陈巧儿福身:“民女不敢妄言。工坊确被封查,所有器械图纸皆被扣留。若大人不信,可随民女前往一观——只是坊门有衙役把守,恐难进入。”
“本官在此,谁敢阻拦?”巡抚下了轿,“带路。”
一行人来到鲁家工坊时,两个守门衙役脸都白了。封条被揭开,工坊门开,陈巧儿径直走向那个水力联动模型,注入清水。
水流推动水车,齿轮咬合,磨盘缓缓转动,舂米杵起落有序,纺纱轮飞旋——三个动作同时进行,精妙绝伦。
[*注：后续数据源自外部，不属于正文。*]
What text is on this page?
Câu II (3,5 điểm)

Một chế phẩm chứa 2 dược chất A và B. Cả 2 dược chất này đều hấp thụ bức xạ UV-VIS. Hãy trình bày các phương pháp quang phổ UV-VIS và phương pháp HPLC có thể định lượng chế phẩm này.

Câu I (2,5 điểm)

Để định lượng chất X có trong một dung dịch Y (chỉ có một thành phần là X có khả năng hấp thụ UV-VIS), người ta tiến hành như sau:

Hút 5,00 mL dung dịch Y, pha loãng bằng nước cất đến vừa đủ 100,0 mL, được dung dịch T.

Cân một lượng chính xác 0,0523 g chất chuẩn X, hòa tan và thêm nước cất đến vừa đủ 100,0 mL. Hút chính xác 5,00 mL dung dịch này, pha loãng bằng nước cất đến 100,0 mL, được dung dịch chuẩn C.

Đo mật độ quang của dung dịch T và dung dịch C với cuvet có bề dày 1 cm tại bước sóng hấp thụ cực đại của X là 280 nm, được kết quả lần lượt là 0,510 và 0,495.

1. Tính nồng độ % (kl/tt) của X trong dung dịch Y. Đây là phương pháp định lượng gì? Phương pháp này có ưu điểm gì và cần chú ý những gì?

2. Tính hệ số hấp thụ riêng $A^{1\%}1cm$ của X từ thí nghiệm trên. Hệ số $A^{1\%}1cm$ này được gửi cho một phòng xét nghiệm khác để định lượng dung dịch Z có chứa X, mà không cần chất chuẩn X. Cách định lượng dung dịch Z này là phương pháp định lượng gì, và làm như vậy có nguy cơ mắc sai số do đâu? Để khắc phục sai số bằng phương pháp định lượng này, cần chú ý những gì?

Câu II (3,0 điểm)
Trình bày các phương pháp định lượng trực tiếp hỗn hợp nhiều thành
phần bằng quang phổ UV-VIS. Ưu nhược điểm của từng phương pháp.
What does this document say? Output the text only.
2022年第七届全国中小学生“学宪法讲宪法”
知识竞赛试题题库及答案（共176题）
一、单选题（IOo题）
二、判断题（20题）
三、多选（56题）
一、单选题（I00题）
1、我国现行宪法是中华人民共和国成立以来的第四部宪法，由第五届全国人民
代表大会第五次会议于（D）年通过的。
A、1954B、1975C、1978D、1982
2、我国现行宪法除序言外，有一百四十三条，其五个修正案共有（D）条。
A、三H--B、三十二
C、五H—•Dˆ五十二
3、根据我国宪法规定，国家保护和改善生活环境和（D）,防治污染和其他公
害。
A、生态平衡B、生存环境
巡抚眼中闪过讶异:“此物若推广,确能省下大量人力。何以定为违禁?”
张师爷闻讯匆匆赶来,满头大汗:“大人,此物、此物恐引织户不满……”
“荒谬。”王夫子冷笑,“纺织若能省力,布价可降,百姓得益,怎会不满?除非有人想独占其利,高价售卖。”
巡抚沉吟片刻,目光落在工作台上那些被封存的图纸上。他随手翻开一张,正是陈巧儿设计的梯田自动灌溉系统,图中不仅标注尺寸,还用蝇头小楷详细写着“流速计算”“坡度与流量关系”。
“这些笔记……是你所写?”巡抚看向陈巧儿。